Within the Digital Literacy Framework (Beetham & Sharpe, 2010), we first discussed about our identity (“Who I am”) when it comes to using digital tools. Using the Visitor-Residents-Personal-Institutional axis (White & Le Cornu, 2011), I have found my engagement in the digital space as shown in Figure 1. With the exception of using WhatsApp and Google Docs (to some extent), my personal and institutional space turn out to be largely separated. I reflected on how I have used WhatsApp and Google Docs. I have intentionally set an expectation to my students that WhatsApp is used for urgent matters, like finding where people are when they do not turn up for meeting that is happening. Google Docs is used when other collaborative means, such as MS Teams, are not available as an option. While I have set this expectation intentionally and explicitly for some time, this framework helps me visualising it much more clearly; and has helped me to foster that practice and be more intentional and purposeful as far as taking care of personal and institutional space is concerned.
Figure 1. My space of digital identity
Throughout my group discussion, three key themes have emerged about the use of digital tools for education, i.e. “Online Course”. I attempt to visualize these themes (refer to Figure 2) and have identified them as Clarity, Sequence and Collaboration.
Figure 2. Key themes about online course
Clarity is a key theme that is applicable even when a course is not online but is more pronounced now that almost all courses have some online components. Clarity refers to defining and communicating to all participants about what platforms to use and when one can be expected to respond. Other items may be included in the space of clarity, too.
Sequence refers to what one should do, step-by-step, to achieve smooth online course. The steps go beyond merely ensuring there is no technical glitch, but also to achieve good engagement of learners.
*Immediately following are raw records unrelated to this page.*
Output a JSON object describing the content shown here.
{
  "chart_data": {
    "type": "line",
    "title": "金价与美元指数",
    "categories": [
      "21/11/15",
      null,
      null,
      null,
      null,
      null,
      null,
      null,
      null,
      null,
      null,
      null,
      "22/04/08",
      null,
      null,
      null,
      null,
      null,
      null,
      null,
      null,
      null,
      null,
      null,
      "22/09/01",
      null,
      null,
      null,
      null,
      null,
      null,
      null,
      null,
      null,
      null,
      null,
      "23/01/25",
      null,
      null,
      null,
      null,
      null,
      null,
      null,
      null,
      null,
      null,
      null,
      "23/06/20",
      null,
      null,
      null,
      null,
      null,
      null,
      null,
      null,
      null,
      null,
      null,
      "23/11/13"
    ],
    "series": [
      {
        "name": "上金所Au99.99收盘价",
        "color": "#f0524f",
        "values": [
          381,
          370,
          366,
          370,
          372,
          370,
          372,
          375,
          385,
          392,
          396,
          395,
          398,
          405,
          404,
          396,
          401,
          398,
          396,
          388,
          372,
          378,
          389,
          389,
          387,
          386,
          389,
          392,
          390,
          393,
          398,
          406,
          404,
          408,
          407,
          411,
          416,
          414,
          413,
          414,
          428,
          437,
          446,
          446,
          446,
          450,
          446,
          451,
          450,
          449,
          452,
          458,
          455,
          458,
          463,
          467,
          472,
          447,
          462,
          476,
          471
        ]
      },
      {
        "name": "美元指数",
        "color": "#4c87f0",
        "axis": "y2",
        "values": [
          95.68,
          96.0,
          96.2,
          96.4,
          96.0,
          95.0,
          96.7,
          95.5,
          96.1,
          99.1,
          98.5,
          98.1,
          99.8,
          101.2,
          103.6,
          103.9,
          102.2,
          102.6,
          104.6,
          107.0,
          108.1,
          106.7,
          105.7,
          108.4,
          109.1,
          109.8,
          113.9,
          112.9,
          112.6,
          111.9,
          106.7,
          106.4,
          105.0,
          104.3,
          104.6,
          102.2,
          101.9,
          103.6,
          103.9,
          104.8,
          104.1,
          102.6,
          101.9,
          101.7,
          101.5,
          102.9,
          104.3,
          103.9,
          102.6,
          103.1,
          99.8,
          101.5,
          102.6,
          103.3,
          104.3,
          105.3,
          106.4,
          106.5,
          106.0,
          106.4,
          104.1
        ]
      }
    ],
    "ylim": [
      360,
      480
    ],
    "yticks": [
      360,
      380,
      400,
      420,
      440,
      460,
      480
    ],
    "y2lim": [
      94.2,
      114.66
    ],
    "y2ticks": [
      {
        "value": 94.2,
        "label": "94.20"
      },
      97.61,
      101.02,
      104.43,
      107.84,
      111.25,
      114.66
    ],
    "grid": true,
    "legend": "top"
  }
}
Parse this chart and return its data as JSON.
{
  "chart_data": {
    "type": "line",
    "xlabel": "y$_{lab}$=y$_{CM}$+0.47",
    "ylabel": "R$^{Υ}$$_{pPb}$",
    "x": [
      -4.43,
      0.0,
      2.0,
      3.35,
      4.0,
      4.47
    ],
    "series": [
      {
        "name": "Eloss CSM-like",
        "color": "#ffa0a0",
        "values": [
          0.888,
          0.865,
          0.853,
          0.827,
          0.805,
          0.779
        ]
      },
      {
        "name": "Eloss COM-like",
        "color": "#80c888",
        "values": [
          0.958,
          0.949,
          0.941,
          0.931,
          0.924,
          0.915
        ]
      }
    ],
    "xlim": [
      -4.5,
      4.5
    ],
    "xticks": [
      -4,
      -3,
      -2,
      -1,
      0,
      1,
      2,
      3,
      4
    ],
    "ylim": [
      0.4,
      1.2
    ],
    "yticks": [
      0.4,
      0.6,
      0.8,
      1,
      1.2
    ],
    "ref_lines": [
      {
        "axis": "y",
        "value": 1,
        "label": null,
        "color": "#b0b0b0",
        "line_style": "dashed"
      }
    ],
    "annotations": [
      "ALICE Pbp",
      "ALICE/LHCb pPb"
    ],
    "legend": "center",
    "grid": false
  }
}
Collaboration refers to the gradation of how learners work with each other. One end of the spectrum is “no collaboration”, where a learner can participate all by himself/herself. One can think of serious games where a learner answers questions to test own understanding. The other end of the spectrum is team-based collaboration where learners have to work together to learn. One can think of team projects done online. The middle of the spectrum consists of various modes where learners can share information without necessarily working together to achieve common goals.
It is refreshing and humbling to learn about the vast ocean of digital tools. One may easily feel overwhelmed by the many digital tools that sprout every now and then. The framework can help to situate those tools and navigate ourselves in the digital space.
Post script: Shout out to my group mates and facilitators in ONL 202 PBL 10!
Developing digital literacies (2014) JISC guide. Available here.
White, D. & Le Cornu, A. (2011) Visitors and residents: A new typology for online engagement. First Monday, 16(9). Available here.